Ron Deibert, director of Citizen Lab at the University of Toronto's Munk Centre, is widely considered an expert in cyber ethics. “Cyber crime has opened up a whole new world of possibilities in the realm of ethics and the principles governing investigative techniques are immature and undeveloped.”

For example, something that’s never talked about, he says, “is corporations that hire people to go out and hack back. Within the intell world, and the military, that’s standard operational doctrine. [The TV series] 24 is not far from the truth.” While Deibert and his students regularly operate at this level of international intrigue, he says ethics is still ethics. A good guiding principle is to “do no harm,” though the field is fraught with the dilemma of weighing the right to privacy against the potential to do others harm.

Especially innocent others like children.

“You can’t imagine what I’ve seen,” says Tom Warren, former Peel Region special constable. “Every dark and evil thought is now available online, in our homes, and at work – most companies have some kind of porn on their computers. But the stuff involving kids – some as young as a year old – is the absolute worst.”

Internet crime units didn’t exist in police departments in those days, he says. That’s why he quit to start his own business helping police track pedophiles. First he entered a hacking tournament in California – and won two awards – then took further training in North Carolina. “Forensics training didn’t exist then in Canada and I was the first to do all three info security disciplines: forensics, investigations and security.”

In the 13 years since, he’s built a client base that includes FBI, Saudi royalty, and high profile cabinet ministers. His services range from setting up hack-proof systems for corporate clients and catching “bad guys” who steal industrial secrets, to teaching information security at Kitchener’s Conestoga College and internet safety at local elementary schools.

Like Conley, he’s motivated for the good: “I believe if someone’s been wronged, they have right to know what went down.”

One job Warren did was for a major bank which was being “ripped off by a company doing fraudulent invoicing. Thanks to the forensics and investigative talens within a high tech field, we were able to prove and seize all company assets, the owner’s home, Ferrari and ranch. And bring a bad guy to justice.”

Feeling good aside, Warren also makes a nice salary -- with a billable rate of $150 an hour, he can net $3000 or more for domestic cases, and much more in corporate scenarios.

Operating costs can be high. There’s the training – courses through Guidance, the manufacturer of the forensic software, run from $2000 to $3500, and you need two to be certified. You also need a souped-up computer, with huge RAM. The software costs $3000 for the basic Encase program, and the deluxe Encase Enterprise, which permits network searches from a single laptop, is a whopping $38,000.

Considering the alternative, it’s money well spent. For the PI, there’s no more sitting in vans all night, “peeing in bottles,” says Conley.
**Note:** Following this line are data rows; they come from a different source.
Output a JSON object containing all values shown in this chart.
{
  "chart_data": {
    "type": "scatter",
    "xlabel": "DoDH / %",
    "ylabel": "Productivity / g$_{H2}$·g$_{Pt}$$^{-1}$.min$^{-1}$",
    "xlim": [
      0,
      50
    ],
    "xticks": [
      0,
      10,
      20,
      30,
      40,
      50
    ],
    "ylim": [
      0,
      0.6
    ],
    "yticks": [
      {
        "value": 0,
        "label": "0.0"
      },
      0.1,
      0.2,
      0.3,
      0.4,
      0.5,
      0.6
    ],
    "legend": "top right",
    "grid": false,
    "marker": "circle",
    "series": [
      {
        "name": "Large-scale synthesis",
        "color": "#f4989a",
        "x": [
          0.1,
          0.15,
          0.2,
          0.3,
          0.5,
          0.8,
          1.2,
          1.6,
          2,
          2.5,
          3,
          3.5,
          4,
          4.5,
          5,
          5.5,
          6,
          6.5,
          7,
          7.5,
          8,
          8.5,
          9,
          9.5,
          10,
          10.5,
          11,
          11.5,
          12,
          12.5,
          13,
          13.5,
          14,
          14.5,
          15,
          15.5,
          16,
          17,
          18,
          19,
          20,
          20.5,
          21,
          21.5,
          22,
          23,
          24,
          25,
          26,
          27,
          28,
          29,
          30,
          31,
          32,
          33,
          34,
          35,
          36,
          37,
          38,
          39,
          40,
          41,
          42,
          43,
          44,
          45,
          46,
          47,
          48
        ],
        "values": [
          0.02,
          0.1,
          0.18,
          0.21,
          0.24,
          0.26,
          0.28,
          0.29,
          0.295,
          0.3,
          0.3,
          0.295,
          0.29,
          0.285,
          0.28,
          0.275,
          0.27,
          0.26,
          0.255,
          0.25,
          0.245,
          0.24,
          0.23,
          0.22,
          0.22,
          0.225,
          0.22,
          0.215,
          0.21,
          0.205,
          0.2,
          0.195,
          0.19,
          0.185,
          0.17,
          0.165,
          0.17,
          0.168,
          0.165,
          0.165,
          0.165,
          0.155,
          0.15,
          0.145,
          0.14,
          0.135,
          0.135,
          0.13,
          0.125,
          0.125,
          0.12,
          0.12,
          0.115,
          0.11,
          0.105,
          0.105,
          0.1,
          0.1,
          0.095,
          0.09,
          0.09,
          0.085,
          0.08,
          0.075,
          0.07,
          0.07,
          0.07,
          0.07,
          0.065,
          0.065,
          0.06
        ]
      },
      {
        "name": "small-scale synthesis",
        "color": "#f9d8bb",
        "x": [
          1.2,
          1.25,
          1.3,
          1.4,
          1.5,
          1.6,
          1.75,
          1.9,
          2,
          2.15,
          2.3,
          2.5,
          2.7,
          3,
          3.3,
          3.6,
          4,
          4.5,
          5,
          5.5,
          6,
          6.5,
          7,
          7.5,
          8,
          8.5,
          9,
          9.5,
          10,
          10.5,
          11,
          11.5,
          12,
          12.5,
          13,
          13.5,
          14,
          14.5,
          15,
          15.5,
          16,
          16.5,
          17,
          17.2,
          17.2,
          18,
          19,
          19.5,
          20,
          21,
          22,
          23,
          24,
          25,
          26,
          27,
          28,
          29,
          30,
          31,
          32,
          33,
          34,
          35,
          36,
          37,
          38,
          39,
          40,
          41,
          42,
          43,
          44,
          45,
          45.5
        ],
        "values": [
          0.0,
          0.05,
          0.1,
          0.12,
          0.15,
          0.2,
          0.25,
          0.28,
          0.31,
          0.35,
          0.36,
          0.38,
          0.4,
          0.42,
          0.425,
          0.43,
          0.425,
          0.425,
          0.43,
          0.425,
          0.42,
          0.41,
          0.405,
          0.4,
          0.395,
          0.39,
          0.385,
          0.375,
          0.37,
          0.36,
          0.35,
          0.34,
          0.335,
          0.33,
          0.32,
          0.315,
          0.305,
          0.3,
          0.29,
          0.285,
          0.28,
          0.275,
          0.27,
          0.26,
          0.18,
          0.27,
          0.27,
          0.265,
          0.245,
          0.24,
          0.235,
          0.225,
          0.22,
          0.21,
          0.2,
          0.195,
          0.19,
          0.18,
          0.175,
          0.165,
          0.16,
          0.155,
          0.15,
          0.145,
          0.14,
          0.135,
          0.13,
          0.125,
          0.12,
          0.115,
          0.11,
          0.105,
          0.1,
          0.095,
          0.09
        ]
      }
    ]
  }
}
And for the client, no more “cameras stuck in motel windows. By the time they come to me, they’ve got $3,000 worth of useless photos.”

Barnaby had no interest in pictures, especially since infidelity gets you nothing in Canada except a faster divorce. What she wanted was peace of mind by filling the gaping holes of marital history. “I am relieved to know I wasn’t crazy or paranoid, and happy that I no longer have to look over my shoulder wondering who he’s hustling now. I can get on with my life. Believe it or not, that’s what Jason gave me back.”